Blocage, sclérose, coma… Observateurs et analystes ne sont pas avares de termes peu amènes pour décrire l’état de l’Union du Maghreb arabe (UMA). Cette organisation, incapable de réunir un sommet depuis 1994, est le seul ensemble sous-régional d’Afrique à connaître de telles défaillances. Depuis quelques semaines, cependant, l’UMA semble donner des signes de reviviscence. Les médias locaux parlent déjà de reprise et de relance. Nouveau départ ? Trop tôt pour l’affirmer.
Saïd Aribi Hafiane, vice-ministre libyen des Affaires étrangères, s’est rendu, du 10 au 14 mai, successivement à Tunis, Alger, Nouakchott et Rabat. L’envoyé spécial du dirigeant libyen Mouammar Kadhafi, président en exercice de l’UMA, a remis aux chefs d’État de la région des messages les conviant au sommet de l’organisation régionale, prévu les 25 et 26 mai, à Syrte.

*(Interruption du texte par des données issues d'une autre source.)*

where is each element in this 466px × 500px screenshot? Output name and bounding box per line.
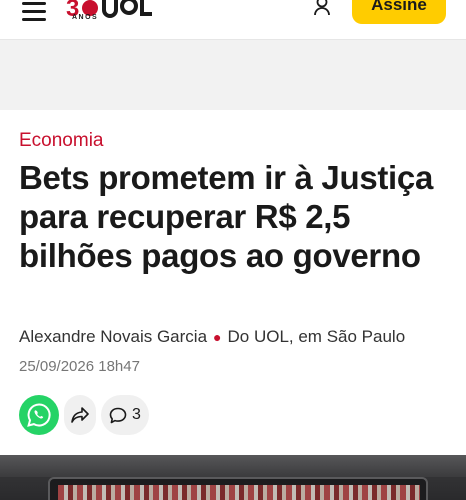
comment-count: 3 xyxy=(132,406,141,423)
byline: Alexandre Novais Garcia ● Do UOL, em São P… xyxy=(19,327,405,347)
comments-button[interactable]: 3 xyxy=(101,395,149,435)
separator-dot-icon: ● xyxy=(213,329,222,345)
section-link[interactable]: Economia xyxy=(19,130,104,152)
subscribe-button[interactable]: Assine xyxy=(352,0,446,24)
user-icon[interactable] xyxy=(312,0,332,16)
ad-placeholder xyxy=(0,40,466,110)
article-hero-image[interactable] xyxy=(0,455,466,500)
whatsapp-share-button[interactable] xyxy=(19,395,59,435)
whatsapp-icon xyxy=(27,403,51,427)
share-button[interactable] xyxy=(64,395,96,435)
author-name[interactable]: Alexandre Novais Garcia xyxy=(19,327,207,346)
logo-anos-text: ANOS xyxy=(72,14,99,21)
share-arrow-icon xyxy=(71,407,89,423)
article-headline: Bets prometem ir à Justiça para recupera… xyxy=(19,159,434,274)
hamburger-menu-icon[interactable] xyxy=(22,0,46,21)
publish-date: 25/09/2026 18h47 xyxy=(19,358,140,375)
top-bar: 3 ANOS Assine xyxy=(0,0,466,40)
comment-bubble-icon xyxy=(109,407,127,423)
article-source: Do UOL, em São Paulo xyxy=(227,327,406,346)
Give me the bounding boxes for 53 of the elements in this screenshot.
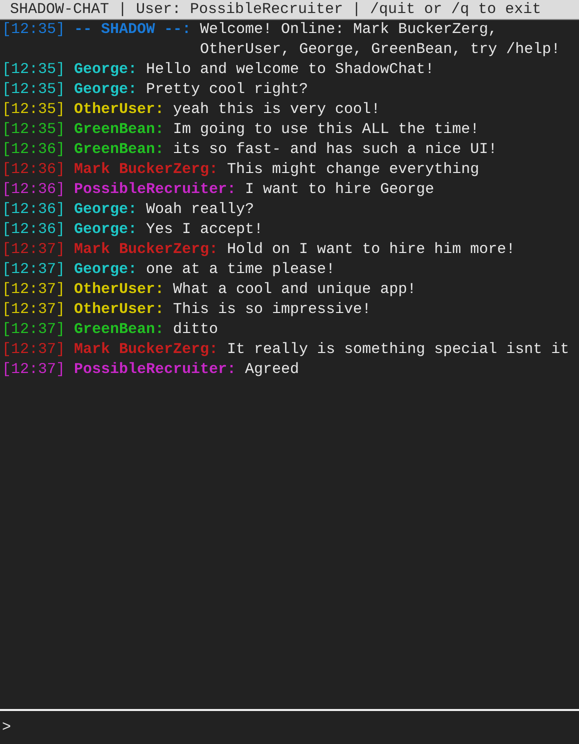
timestamp: [12:37]	[1, 360, 66, 380]
message-text: This might change everything	[227, 160, 480, 180]
username: George:	[74, 260, 138, 280]
message-text: one at a time please!	[146, 260, 336, 280]
message-text: Agreed	[245, 360, 300, 380]
message-text: Hold on I want to hire him more!	[227, 240, 516, 260]
message-text: I want to hire George	[245, 180, 436, 200]
username: PossibleRecruiter:	[74, 360, 236, 380]
timestamp: [12:37]	[1, 320, 66, 340]
username: GreenBean:	[74, 320, 164, 340]
message-text: What a cool and unique app!	[173, 280, 418, 300]
timestamp: [12:36]	[1, 160, 66, 180]
username: GreenBean:	[74, 120, 164, 140]
timestamp: [12:35]	[1, 20, 66, 40]
timestamp: [12:36]	[1, 220, 66, 240]
username: George:	[74, 80, 138, 100]
title-bar: SHADOW-CHAT | User: PossibleRecruiter | /quit or /q to exit	[0, 0, 579, 20]
username: Mark BuckerZerg:	[74, 160, 218, 180]
username: Mark BuckerZerg:	[74, 240, 218, 260]
timestamp: [12:37]	[1, 260, 66, 280]
timestamp: [12:35]	[1, 60, 66, 80]
username: George:	[74, 220, 138, 240]
message-text: Woah really?	[146, 200, 256, 220]
message-text: ditto	[173, 320, 220, 340]
message-text: Pretty cool right?	[146, 80, 310, 100]
username: OtherUser:	[74, 280, 164, 300]
timestamp: [12:36]	[1, 140, 66, 160]
message-text: Hello and welcome to ShadowChat!	[146, 60, 436, 80]
timestamp: [12:37]	[1, 300, 66, 320]
message-text: Yes I accept!	[146, 220, 264, 240]
timestamp: [12:36]	[1, 180, 66, 200]
username: PossibleRecruiter:	[74, 180, 236, 200]
username: OtherUser:	[74, 100, 164, 120]
timestamp: [12:37]	[1, 340, 66, 360]
message-text: It really is something special isnt it	[227, 340, 570, 360]
timestamp: [12:35]	[1, 120, 66, 140]
timestamp: [12:36]	[1, 200, 66, 220]
username: OtherUser:	[74, 300, 164, 320]
timestamp: [12:35]	[1, 100, 66, 120]
timestamp: [12:37]	[1, 240, 66, 260]
username: George:	[74, 200, 138, 220]
message-text: This is so impressive!	[173, 300, 372, 320]
message-text: yeah this is very cool!	[173, 100, 382, 120]
timestamp: [12:37]	[1, 280, 66, 300]
message-text: Im going to use this ALL the time!	[173, 120, 480, 140]
timestamp: [12:35]	[1, 80, 66, 100]
prompt-symbol: >	[1, 718, 12, 738]
message-text: its so fast- and has such a nice UI!	[173, 140, 498, 160]
username: -- SHADOW --:	[74, 20, 192, 40]
message-text: Welcome! Online: Mark BuckerZerg, OtherUser, George, GreenBean, try /help!	[200, 20, 562, 60]
username: GreenBean:	[74, 140, 164, 160]
username: George:	[74, 60, 138, 80]
username: Mark BuckerZerg:	[74, 340, 218, 360]
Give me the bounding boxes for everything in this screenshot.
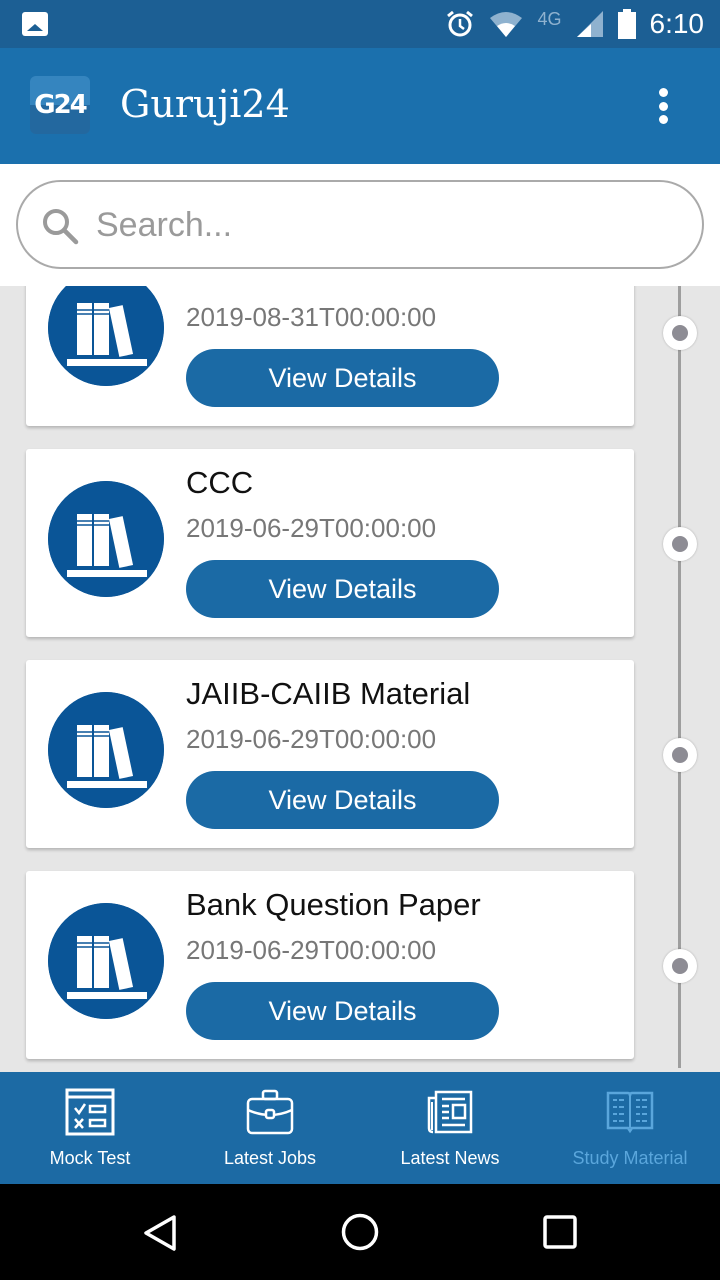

Créée le 17 février 1989 par le traité de Marrakech, l’UMA vise à établir une zone de libre-échange en Afrique du Nord sur le modèle de celle de l’Union européenne. Les statuts de l’organisation prévoient une réunion annuelle des chefs d’État. Or, après un départ prometteur, marqué par la tenue de six grands rendez-vous en six ans, aucun sommet de chefs d’État n’a pu être organisé, le dernier s’étant déroulé à Tunis, en 1994.
Cette paralysie est due au désaccord persistant entre le Maroc et l’Algérie au sujet du Sahara occidental, Rabat reprochant à Alger son soutien au mouvement indépendantiste du Polisario, qui lui dispute, depuis 1975, cette ancienne colonie espagnole. Elle est due aussi au refroidissement des relations entre la Mauritanie et la Libye, Tripoli stigmatisant Nouakchott pour avoir noué des relations diplomatiques avec Israël sans avoir consulté au préalable ses partenaires maghrébins, et Nouakchott accusant Tripoli d’avoir aidé, en 2003, des insurgés mauritaniens à fomenter un coup d’État visant à renverser le président Maaouiya Ould Taya. À quoi peut-on attribuer le semblant de détente que l’on observe aujourd’hui ?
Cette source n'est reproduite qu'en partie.